The equation (5) reflects the hardware utilization of the circuit. To a given computation task, if all modules and blocks of the circuit are occupied with no idle cycles, the hardware utilization rate will be 100%. There is no accurate hardware utilization result with the reference [7]. According to the paper, its hardware utilization rate maybe less than 80%. Since the reference [8]'s architecture is based on 32-point IDCT butterfly computation structure, most blocks of it will be idle during the variable block size IDCT process. According to previous statistical results, the percentage of  $16 \times 16$  block size used for IDCT is 9.1%,  $32 \times 32$  block size used for IDCT almost 1.3%. As a result, blocks of large hardware overhead, such as Mutlit3, R16 and B32, are unoccupied in most of time. Moreover, when the block size is  $32 \times 32$ ,  $16 \times 16$  or  $8 \times 8$  pixel block, the butterfly architecture will keep in idle state for 7, 6 and 4 cycles in each 8 cycles respectively. According our evaluation, its hardware utilization is lower than 20%. According to the table, the hardware utilization rates of reference [6], reference [5] and reference [7] are much higher than others. However, the performance of these parallel architectures with huge throughput far exceed their practical requirements. For example, the  $16 \times 16$  IDCT only occupies nearly 10% of IDCT block type. According to the input throughput of these architectures, the work frequency with  $4096 \times 2048@30$  fps realtime application is as low as 4.19 MHz.

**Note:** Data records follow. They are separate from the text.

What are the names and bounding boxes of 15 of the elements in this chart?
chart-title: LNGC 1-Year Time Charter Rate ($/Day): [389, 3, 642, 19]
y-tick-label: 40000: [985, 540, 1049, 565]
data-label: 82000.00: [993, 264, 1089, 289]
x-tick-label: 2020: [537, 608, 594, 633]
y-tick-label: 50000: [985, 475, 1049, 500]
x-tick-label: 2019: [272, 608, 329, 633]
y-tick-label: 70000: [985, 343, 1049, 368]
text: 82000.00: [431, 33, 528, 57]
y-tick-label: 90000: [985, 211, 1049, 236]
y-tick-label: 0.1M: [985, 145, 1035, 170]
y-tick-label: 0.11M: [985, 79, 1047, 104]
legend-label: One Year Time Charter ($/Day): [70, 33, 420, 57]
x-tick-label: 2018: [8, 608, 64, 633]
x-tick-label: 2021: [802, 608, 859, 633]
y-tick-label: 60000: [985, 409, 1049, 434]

Compared with [8], our architecture can save about 45% hardware overhead and only need 1/8 transpose memory peak bandwidth. Compared with [7], our architecture only need 25% input access bandwidth to deal with all kinds of block size and block mode of IDCT/IDST with higher hardware utilization rate while only increasing 15.7% hardware cost. In summary, our proposed 1-D Transform Core is the first HEVC IDCT/IDST





architecture compatible with all transform mode. The architecture achieves the minimum input access bandwidth and transpose memory bandwidth while keeping nearly 100% hardware utilization.

## **5** Conclusion

HEVC is the developing video coding standard over H.264 to fulfill the demand for future ultra-high resolution videos. In this paper, we proposed a novel full-pipelined 2-D IDCT/IDST VLSI architecture with block-size adaptive for the developing HEVC standard. In summary, our proposed architecture is the first adaptive IDCT/IDST architecture supporting transform calculation with variable block size from  $4 \times 4$  to  $32 \times 32$  pixels and IDCT/IDST mode architecture compatible with HEVC standard fully. In consequence, it offers a cost-effective solution for the future UHDTV applications.

### Acknowledgments

This work was supported by the Hi-Tech Research and Development Program (863) of China under Grant No. 2012AA012701.